A suicide bomber detonated an explosive device at the entrance of the US Embassy in the Turkish capital on Friday, killing himself and one other person, officials said.

US Ambassador Francis Ricciardione told reporters that a guard at the gate was killed in the 1:15 p.m. blast, and a Turkish citizen was wounded.

Turkish Prime Minister Recep Tayyip Erdoğan announced shortly afterwards that the attack was carried out by a suicide bomber. Ankara Governor Alaattin Yuksel told reporters: “There were two dead in the suicide bombing, a Turkish security guard and the bomber himself.”

Interior Minister Muammer Güler said the bomber was likely a Turkish male belonging to an outlawed leftist group, and identified the security guard who died in the attack as 36-year-old Mustafa Akarsu. Didem Tuncay, a 38-year-old former broadcast journalist, was also seriously injured in the attack, he said.

Turkish media reports identified the attacker as 30-year-old Ecevit Sanli, a member of the outlawed Revolutionary People’s Liberation Party/Front (DHKP/C). The Marxist group carried out a similar suicide bombing in Istanbul’s Sultangazi district that killed a police officer and the attacker on Sept. 11, 2012, according to Hürriyet Daily News.

The bomb appeared to have exploded inside the security checkpoint at the side entrance of the embassy, but did not do damage inside the embassy itself. Footage showed that the door had been blown off its hinges and debris littered the ground and across the road. An Associated Press journalist saw a body in the street in front of an embassy side entrance.

In this image made from video, emergency personnel are seen in front of a side entrance to the US Embassy in Ankara, Turkey, following an explosion on Friday (photo credit: AP/NTV)

Emergency personnel are seen in front of a side entrance to the US Embassy in Ankara, Turkey, following an explosion on Friday (photo credit: AP/NTV)

Police swarmed the area and several ambulances were dispatched. A police official, who spoke on condition of anonymity in line with government rules, said police had examined security cameras around the embassy and had identified two people who could have been the suicide bomber.

The phones were not being answered at the embassy. “The US Embassy would like to thank the Turkish Government, the media, and members of the public for their expressions of solidarity and outrage over the incident,” it said in a statement.

The embassy building is heavily protected. It is near an area where several other embassies are located, including that of Germany and France. Police sealed off the area and journalists were being kept away.

There was no claim of responsibility, but Kurdish rebels and Islamic militants are active in Turkey. Kurdish rebels, who are fighting for autonomy in the Kurdish-dominated southeast, have dramatically stepped up attacks in Turkey over the last year.

As well, homegrown Islamic terrorists tied to al-Qaeda have carried out suicide bombings in Istanbul, killing 58, in 2003. The targets were the British consulate, a British bank and two synagogues.

In a speech given in Istanbul shortly after the bombing, Erdoğan said that “All these [attacks] are against the peace and welfare of our country. We will stand tall; we will stand strong and overcome these [attacks],” according to Hürriyet Daily News. He called for a global effort to fight terrorism.

In a missive to US President Barack Obama, Prime Minister Benjamin Netanyahu condemned the attack, adding that “violent acts like these remind us of the danger those who courageously represent us overseas are exposed to, and the threats by those who oppose freedom.”

Netanyahu also expressed condolences to the Turkish people.

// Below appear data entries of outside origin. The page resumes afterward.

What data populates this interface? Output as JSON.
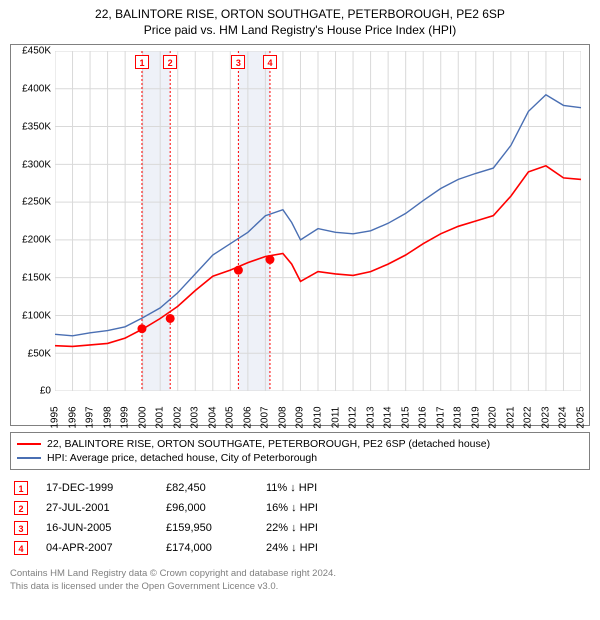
{
  "title": {
    "line1": "22, BALINTORE RISE, ORTON SOUTHGATE, PETERBOROUGH, PE2 6SP",
    "line2": "Price paid vs. HM Land Registry's House Price Index (HPI)"
  },
  "chart": {
    "type": "line",
    "background_color": "#ffffff",
    "border_color": "#808080",
    "grid_color": "#d9d9d9",
    "x_axis": {
      "min": 1995,
      "max": 2025,
      "ticks": [
        1995,
        1996,
        1997,
        1998,
        1999,
        2000,
        2001,
        2002,
        2003,
        2004,
        2005,
        2006,
        2007,
        2008,
        2009,
        2010,
        2011,
        2012,
        2013,
        2014,
        2015,
        2016,
        2017,
        2018,
        2019,
        2020,
        2021,
        2022,
        2023,
        2024,
        2025
      ]
    },
    "y_axis": {
      "min": 0,
      "max": 450000,
      "ticks": [
        0,
        50000,
        100000,
        150000,
        200000,
        250000,
        300000,
        350000,
        400000,
        450000
      ],
      "tick_labels": [
        "£0",
        "£50K",
        "£100K",
        "£150K",
        "£200K",
        "£250K",
        "£300K",
        "£350K",
        "£400K",
        "£450K"
      ],
      "label_fontsize": 10
    },
    "series": [
      {
        "name": "hpi",
        "label": "HPI: Average price, detached house, City of Peterborough",
        "color": "#4a6fb3",
        "line_width": 1.4,
        "points": [
          [
            1995,
            75000
          ],
          [
            1996,
            73000
          ],
          [
            1997,
            77000
          ],
          [
            1998,
            80000
          ],
          [
            1999,
            85000
          ],
          [
            2000,
            97000
          ],
          [
            2001,
            110000
          ],
          [
            2002,
            130000
          ],
          [
            2003,
            155000
          ],
          [
            2004,
            180000
          ],
          [
            2005,
            195000
          ],
          [
            2006,
            210000
          ],
          [
            2007,
            232000
          ],
          [
            2008,
            240000
          ],
          [
            2008.5,
            223000
          ],
          [
            2009,
            200000
          ],
          [
            2010,
            215000
          ],
          [
            2011,
            210000
          ],
          [
            2012,
            208000
          ],
          [
            2013,
            212000
          ],
          [
            2014,
            222000
          ],
          [
            2015,
            235000
          ],
          [
            2016,
            252000
          ],
          [
            2017,
            268000
          ],
          [
            2018,
            280000
          ],
          [
            2019,
            288000
          ],
          [
            2020,
            295000
          ],
          [
            2021,
            325000
          ],
          [
            2022,
            370000
          ],
          [
            2023,
            392000
          ],
          [
            2024,
            378000
          ],
          [
            2025,
            375000
          ]
        ]
      },
      {
        "name": "price_paid",
        "label": "22, BALINTORE RISE, ORTON SOUTHGATE, PETERBOROUGH, PE2 6SP (detached house)",
        "color": "#ff0000",
        "line_width": 1.6,
        "points": [
          [
            1995,
            60000
          ],
          [
            1996,
            59000
          ],
          [
            1997,
            61000
          ],
          [
            1998,
            63000
          ],
          [
            1999,
            70000
          ],
          [
            2000,
            82000
          ],
          [
            2001,
            96000
          ],
          [
            2002,
            112000
          ],
          [
            2003,
            133000
          ],
          [
            2004,
            152000
          ],
          [
            2005,
            160000
          ],
          [
            2006,
            170000
          ],
          [
            2007,
            178000
          ],
          [
            2008,
            182000
          ],
          [
            2008.5,
            168000
          ],
          [
            2009,
            145000
          ],
          [
            2010,
            158000
          ],
          [
            2011,
            155000
          ],
          [
            2012,
            153000
          ],
          [
            2013,
            158000
          ],
          [
            2014,
            168000
          ],
          [
            2015,
            180000
          ],
          [
            2016,
            195000
          ],
          [
            2017,
            208000
          ],
          [
            2018,
            218000
          ],
          [
            2019,
            225000
          ],
          [
            2020,
            232000
          ],
          [
            2021,
            258000
          ],
          [
            2022,
            290000
          ],
          [
            2023,
            298000
          ],
          [
            2024,
            282000
          ],
          [
            2025,
            280000
          ]
        ]
      }
    ],
    "sale_markers": {
      "color": "#ff0000",
      "marker_radius": 4.5,
      "dash_color": "#ff0000",
      "band_color": "#eef1f8",
      "events": [
        {
          "n": "1",
          "x": 1999.96,
          "y": 82450
        },
        {
          "n": "2",
          "x": 2001.57,
          "y": 96000
        },
        {
          "n": "3",
          "x": 2005.46,
          "y": 159950
        },
        {
          "n": "4",
          "x": 2007.26,
          "y": 174000
        }
      ]
    }
  },
  "legend": {
    "border_color": "#808080",
    "rows": [
      {
        "color": "#ff0000",
        "text": "22, BALINTORE RISE, ORTON SOUTHGATE, PETERBOROUGH, PE2 6SP (detached house)"
      },
      {
        "color": "#4a6fb3",
        "text": "HPI: Average price, detached house, City of Peterborough"
      }
    ]
  },
  "sales_table": {
    "rows": [
      {
        "n": "1",
        "date": "17-DEC-1999",
        "price": "£82,450",
        "diff": "11% ↓ HPI"
      },
      {
        "n": "2",
        "date": "27-JUL-2001",
        "price": "£96,000",
        "diff": "16% ↓ HPI"
      },
      {
        "n": "3",
        "date": "16-JUN-2005",
        "price": "£159,950",
        "diff": "22% ↓ HPI"
      },
      {
        "n": "4",
        "date": "04-APR-2007",
        "price": "£174,000",
        "diff": "24% ↓ HPI"
      }
    ]
  },
  "footer": {
    "line1": "Contains HM Land Registry data © Crown copyright and database right 2024.",
    "line2": "This data is licensed under the Open Government Licence v3.0."
  }
}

In 2008, an attack blamed on al-Qaeda-affiliated terrorists outside the US Consulate in Istanbul left three assailants and three policemen dead.

In the November 2003 attack on the British consulate, a suspected Islamic terrorist rammed an explosive-laden pickup truck into the main gate, killing British Consul-General, Roger Short, and his assistant, Lisa Hallworth.

Turkey has become a harsh critic of the regime in Syria, where a vicious civil war has left at least 60,000 people dead. The first of six Patriot missile batteries being deployed to Turkey to protect against attack from Syria was declared operational and placed under NATO command on Saturday and others were expected to be operational in the coming days.